I was woken up at one in the morning by creaking footsteps in the corridor. Not inherently strange, perhaps, until they stopped outside my door. My room was pitch dark, but the corridor light was on, and it cast a dim yellow line under the doorway, broken by two foot-shadows. Pointed inwards. I felt myself tense involuntarily, the same eerie, primal sense of danger overtaking me as it had that afternoon in the yard. It’s nothing. You’re being stupid. It’s just-
The handle began to turn. The bar made a slow quarter circle, and clicked against the lock. There was a pause, before the handle moved in reverse, letting out a soft creak.
I wanted to say something. Even a “hello” would have been preferable, but my throat felt gripped by fear. Whatever words I might have uttered crumbled to dust in my voicebox. The silence didn’t remain unbroken for long. A thick, wet hissing noise like a leaking inflatable became audible around the edges of the door. Barely regaining control of my body from the fear that gripped it, I crawled across the bed. From the vantage point of the edge of the bed, I could see something leaking under the door, a globular mass of shifting colours, like petrol on a summer pavement.
As it made its way onto my floor, the alien liquid started to bubble and curdle. Lumps of rainbow coalesced and rose, rippling and stretching upwards. The colours started to settle, turning first to the deep red of meat and then fading to a subtle, fleshy pale. They pulled together into a shape that was undeniably human. And then the glow faded, and we were plunged back into the black.

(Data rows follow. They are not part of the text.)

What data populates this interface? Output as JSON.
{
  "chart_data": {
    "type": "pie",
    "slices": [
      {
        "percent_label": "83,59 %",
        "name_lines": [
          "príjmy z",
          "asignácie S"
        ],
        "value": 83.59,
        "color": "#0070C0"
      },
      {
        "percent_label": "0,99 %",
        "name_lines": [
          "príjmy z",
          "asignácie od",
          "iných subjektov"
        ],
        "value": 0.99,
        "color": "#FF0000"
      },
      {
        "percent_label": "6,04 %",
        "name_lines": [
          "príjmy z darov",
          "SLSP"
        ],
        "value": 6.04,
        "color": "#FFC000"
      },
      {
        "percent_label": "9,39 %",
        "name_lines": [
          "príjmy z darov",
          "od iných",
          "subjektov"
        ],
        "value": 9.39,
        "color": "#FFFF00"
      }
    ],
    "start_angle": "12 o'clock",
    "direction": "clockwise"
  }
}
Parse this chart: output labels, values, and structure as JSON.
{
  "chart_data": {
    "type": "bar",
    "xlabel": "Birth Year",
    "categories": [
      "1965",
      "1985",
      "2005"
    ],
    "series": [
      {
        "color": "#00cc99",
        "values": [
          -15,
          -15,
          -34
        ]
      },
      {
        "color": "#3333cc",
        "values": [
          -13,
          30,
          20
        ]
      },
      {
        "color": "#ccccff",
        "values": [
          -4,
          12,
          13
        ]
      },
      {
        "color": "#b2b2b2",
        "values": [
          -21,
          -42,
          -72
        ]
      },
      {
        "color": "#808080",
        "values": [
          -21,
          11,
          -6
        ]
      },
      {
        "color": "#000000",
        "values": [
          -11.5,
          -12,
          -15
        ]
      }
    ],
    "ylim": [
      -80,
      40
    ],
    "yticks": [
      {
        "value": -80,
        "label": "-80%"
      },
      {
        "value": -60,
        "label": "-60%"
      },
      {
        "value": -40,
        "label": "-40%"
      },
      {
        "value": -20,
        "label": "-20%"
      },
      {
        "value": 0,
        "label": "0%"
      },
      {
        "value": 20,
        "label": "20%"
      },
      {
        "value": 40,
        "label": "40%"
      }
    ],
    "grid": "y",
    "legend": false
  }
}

There’s something about a person’s eyes in the dark that makes them far scarier than any animal. They aren’t reflective but are nonetheless absolutely perceptible. Two human eyes hovered in the dark a foot away, and they were watching me. I felt held, frozen by that gaze, and I would have stayed that way if it hadn’t spoken.
“Going to die.”
I threw myself back, sending the bedsprings acreaking and bashing myself against the headboard. I knew that voice, just barely. I’d met its owner once before.
“You. Going to die,” said the Elvis impersonator, and then the two eyes lunged towards me.